TAS flies to approximately 40 fixed rigs and another 15 floating platforms. One helicopter is on standby as a medevac vehicle 24/7, although this service is not used on a regular basis.

The company also performs occasional search-and-rescue (SAR) duties when needed. With some 3000–4000 people working offshore, TAS Dir of Flight Operations Capt Craig Havas believes that this sort of exposure warrants a dedicated aircraft to serve all the customers in both medevac and SAR roles. He notes, "It would be nice to have one machine outfitted with FLIR and night winching capabilities, available to all of the drilling companies in the Gulf, thus increasing efficiency."
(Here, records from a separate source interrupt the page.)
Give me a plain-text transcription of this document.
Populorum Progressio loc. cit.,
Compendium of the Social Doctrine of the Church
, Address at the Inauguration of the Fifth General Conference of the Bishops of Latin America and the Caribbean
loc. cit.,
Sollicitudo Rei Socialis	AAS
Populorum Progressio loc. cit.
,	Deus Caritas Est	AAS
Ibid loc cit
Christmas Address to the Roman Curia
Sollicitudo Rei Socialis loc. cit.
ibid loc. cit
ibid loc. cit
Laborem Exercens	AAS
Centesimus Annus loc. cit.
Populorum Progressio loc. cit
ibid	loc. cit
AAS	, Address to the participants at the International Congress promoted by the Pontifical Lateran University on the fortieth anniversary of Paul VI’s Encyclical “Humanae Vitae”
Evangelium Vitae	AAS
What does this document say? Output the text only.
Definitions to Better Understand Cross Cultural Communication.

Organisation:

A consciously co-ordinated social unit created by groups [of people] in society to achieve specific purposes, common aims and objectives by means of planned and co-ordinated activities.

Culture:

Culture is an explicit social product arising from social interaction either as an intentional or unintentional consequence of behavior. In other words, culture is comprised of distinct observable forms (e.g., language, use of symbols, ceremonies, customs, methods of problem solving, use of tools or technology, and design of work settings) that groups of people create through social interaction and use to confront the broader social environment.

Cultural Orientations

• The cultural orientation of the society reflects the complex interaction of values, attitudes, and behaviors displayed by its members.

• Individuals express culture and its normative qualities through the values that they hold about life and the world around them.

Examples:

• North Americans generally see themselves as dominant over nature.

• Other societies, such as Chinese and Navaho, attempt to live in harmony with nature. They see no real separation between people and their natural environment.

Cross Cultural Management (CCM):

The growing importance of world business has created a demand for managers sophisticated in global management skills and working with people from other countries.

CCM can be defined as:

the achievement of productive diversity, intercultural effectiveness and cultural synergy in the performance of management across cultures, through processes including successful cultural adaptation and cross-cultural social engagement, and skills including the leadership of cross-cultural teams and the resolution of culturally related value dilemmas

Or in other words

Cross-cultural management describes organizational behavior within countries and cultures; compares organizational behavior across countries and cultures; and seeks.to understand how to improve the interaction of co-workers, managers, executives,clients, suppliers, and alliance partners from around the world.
The greatest challenges of offshore flying in the tropics are dealing with the high temperatures and humidity and their effects on aircraft performance. TAS Chief Pilot Capt Nat­tapat Pongsatitvittaya adds, "Thunderstorms can pop up in a heartbeat in this region, and our pilots must maintain a high level of situational awareness, especially pertaining to alternates.

We don't necessarily have to fuel for roundtrip flying, as several of our rigs have fueling capability onboard, although we always carry fuel for an onshore alternate."
He notes that TAS is the first operator in Thailand to introduce EFBs in the form of iPads. "They contain all documentation—approach plates, rig information, flight planning, etc—and eventually will replace the traditional 'brain bag'. We're still in the formative stage of this project, but so far implementation is going well."

He also notes that TAS uses Skytrac satellite flight following, which gives both the operator and customer instant information about the location of all helicopters.

The front office

Thai Aviation Services' current fleet consists of 9 S76s. The S61s pictured here are now gone.

Havas wears 2 large hats as both director of flight ops and deputy managing director of Thai Aviation Services. Havas, who was born in Canada and raised in Australia, got into flying helicopters in a unique way. He recalls, "While in Australia, I was working on a cattle ranch and we used helicopters to assist in rounding up cattle.

It didn't take long for me to realize that I'd rather be looking at cattle from above, and I decided to learn how to fly helicopters. After getting my helicopter ticket, I worked on cattle ranches around Australia before gaining employment with British Intl Helicopters in Aberdeen, Scotland, flying the Sikorsky S61 in the North Sea for a couple of years.

I then returned to my native Canada and landed a job with CHC in 1991, also flying S61s. I was immediately stationed in Thailand."

Havas flew for CHC in various countries around the world, including Thailand, Equatorial Guinea, Congo, Brunei and Namibia, until 1999, when he left CHC for a few years. There followed a number of jobs in several countries for various operators, before moving back to Canada in 2001 as Chief Pilot for Blackcomb aviation in BC, flying heliskiing, mountain rescue and firefighting.

In 2005 he returned to CHC as the base manager in Angola. In 2007, Havas was promoted to deputy director of flight ops for TAS, and gained his current title a year later. Captain Havas still tries to get out and fly the line once a week, and has logged over 10,000 hrs in a variety of rotary-wing aircraft, including the S76, S61, Bell 206, Eurocopter AS350, Hughes 300 and Robinson R22.

Pongsatitvittaya has been TAS's chief pilot for 2 years. He graduated from the Thai Naval Academy and went on to earn his wings at the Thai Army Aviation School. While in the Navy he flew the Hughes 300, Bell UH1H, 214 and 222, and the S76. After 8 years in the military, he flew out of Phuket in southern Thailand for a short time before joining Thai Aviation Services in 2004.